In his book David and Goliath, Malcolm Gladwell brings up a story about Vivek Ranadive, CEO of TIBCO, who coached his daughter Anjali and her basketball team. Anderson Cooper profiled the story on 60 Minutes, as did The New Yorker. Ranadive came to America when he was 17 years old with $50 in his pocket. He was tenacious and not one to accept losing easily. Ranadive coached his daughter’s team and helped them play an actual full-court press at every game. In the end, what started as a local neighborhood team, ended up at the national championships. “It was really random,” Anjali Ranadive later said. “I mean, my father had never played basketball before.”
Ranadive had grown up in Mumbai playing cricket and football and found basketball rather bizarre, to begin with. He hadn’t even touched a basketball before. By his own estimates, the team he took responsibility for wasn’t tall, only a couple of girls could dribble, and none could shoot very well. The odds of success were stacked against them as they faced teams that were taller, more skilled, and coached by students of the game. By studying how the game is typically played, Ranadive realized that the full-court press, something often used by teams only at the end of the game to kill the clock, was the answer.
A full-court press is a defensive style in which the defense applies pressure to the offensive team the entire length of the court, not just near the basket. He taught his team to play “maniacal defense” that often kept the other team from inbounding the ball. They made it to the national championship after winning every regular-season game. Ranadive says that he had to appeal to reason rather than tell them how he thought the game should be played.
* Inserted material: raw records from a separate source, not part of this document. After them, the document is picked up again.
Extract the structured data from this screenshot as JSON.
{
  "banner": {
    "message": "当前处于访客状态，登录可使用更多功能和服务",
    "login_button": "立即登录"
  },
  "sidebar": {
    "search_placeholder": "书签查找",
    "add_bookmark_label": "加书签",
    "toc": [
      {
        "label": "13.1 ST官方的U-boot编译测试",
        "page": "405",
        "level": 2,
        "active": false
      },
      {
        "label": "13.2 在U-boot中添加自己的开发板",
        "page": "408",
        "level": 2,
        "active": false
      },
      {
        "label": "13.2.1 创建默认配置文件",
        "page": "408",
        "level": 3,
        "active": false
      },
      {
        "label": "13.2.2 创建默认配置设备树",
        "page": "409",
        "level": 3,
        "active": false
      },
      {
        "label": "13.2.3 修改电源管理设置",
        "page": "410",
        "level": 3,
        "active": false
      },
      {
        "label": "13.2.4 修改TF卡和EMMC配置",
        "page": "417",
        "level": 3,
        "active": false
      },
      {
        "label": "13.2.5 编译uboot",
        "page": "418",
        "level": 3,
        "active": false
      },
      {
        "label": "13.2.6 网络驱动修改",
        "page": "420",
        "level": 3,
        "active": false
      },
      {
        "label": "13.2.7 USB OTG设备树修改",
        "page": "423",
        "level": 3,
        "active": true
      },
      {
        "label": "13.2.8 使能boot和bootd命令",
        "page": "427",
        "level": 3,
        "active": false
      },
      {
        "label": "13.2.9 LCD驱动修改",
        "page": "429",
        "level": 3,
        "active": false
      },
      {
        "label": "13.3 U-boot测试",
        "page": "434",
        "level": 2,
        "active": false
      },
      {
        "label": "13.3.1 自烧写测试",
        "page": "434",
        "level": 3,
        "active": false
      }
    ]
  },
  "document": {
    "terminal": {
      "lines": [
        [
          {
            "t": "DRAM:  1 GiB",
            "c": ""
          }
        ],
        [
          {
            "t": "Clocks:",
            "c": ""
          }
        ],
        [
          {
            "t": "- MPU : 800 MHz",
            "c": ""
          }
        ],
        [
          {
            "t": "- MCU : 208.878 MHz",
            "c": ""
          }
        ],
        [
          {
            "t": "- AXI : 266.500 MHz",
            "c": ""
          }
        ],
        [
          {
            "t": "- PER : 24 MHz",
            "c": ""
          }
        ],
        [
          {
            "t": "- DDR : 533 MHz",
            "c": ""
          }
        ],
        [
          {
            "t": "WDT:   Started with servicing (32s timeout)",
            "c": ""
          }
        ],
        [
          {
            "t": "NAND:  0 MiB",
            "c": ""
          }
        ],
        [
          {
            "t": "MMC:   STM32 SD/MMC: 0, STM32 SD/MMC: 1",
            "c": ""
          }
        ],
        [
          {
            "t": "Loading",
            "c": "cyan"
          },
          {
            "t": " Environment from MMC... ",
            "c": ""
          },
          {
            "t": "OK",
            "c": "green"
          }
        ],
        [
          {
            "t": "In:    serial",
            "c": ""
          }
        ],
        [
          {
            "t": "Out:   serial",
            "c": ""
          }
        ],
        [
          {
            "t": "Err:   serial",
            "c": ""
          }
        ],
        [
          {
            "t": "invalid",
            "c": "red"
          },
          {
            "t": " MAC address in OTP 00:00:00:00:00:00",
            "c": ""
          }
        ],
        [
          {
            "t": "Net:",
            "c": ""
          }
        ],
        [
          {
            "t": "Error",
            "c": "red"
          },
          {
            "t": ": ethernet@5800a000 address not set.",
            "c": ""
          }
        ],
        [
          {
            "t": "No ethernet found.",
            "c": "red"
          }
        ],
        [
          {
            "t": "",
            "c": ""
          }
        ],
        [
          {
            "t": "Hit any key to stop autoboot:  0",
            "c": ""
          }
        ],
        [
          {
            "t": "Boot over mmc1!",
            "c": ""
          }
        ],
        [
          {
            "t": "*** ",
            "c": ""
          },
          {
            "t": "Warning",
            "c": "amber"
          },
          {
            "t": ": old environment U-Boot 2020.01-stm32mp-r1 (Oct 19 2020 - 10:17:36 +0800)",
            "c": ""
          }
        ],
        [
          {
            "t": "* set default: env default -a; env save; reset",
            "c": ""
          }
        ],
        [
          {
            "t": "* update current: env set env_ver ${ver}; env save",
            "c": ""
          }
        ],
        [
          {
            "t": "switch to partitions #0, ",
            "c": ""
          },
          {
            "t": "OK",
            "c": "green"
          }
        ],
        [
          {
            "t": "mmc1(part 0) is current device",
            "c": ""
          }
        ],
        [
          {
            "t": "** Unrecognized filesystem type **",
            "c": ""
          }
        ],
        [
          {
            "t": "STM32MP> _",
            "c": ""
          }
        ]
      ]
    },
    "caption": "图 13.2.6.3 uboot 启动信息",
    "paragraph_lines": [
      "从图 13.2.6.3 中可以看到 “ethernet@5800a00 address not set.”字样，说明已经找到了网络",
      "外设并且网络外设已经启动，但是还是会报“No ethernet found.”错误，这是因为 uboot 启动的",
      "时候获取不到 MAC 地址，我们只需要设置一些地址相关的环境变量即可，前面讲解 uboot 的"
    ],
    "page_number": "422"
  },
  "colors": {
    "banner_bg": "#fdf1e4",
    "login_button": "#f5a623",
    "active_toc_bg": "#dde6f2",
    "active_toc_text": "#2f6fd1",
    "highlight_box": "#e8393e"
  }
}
Basketball was a math problem, and that was something the girls could understand. “We developed a math equation that would ensure we would win every time,” he explains. “They learned the roles they each needed to play in this equation.” He also mentions how a coach can’t just force players to buy into such a system. “I had to take a number of morale-improving steps to show them that I believed in them and our strategy. For starters, I never raised my voice at the girls. These were 12-year-old girls with enough emotional growing pains in their lives. I wanted to create a fun environment where the girls were motivated to work harder and smarter by the prospect of success, not by the threat of negativity.” He attributes their amazing and unexpected success to doing things outside the box, creative thinking, and a great attitude sprinkled with humor. Interestingly, Ranadive later went on to buy the Sacramento Kings, a professional basketball team. What started as a personal challenge became a business passion.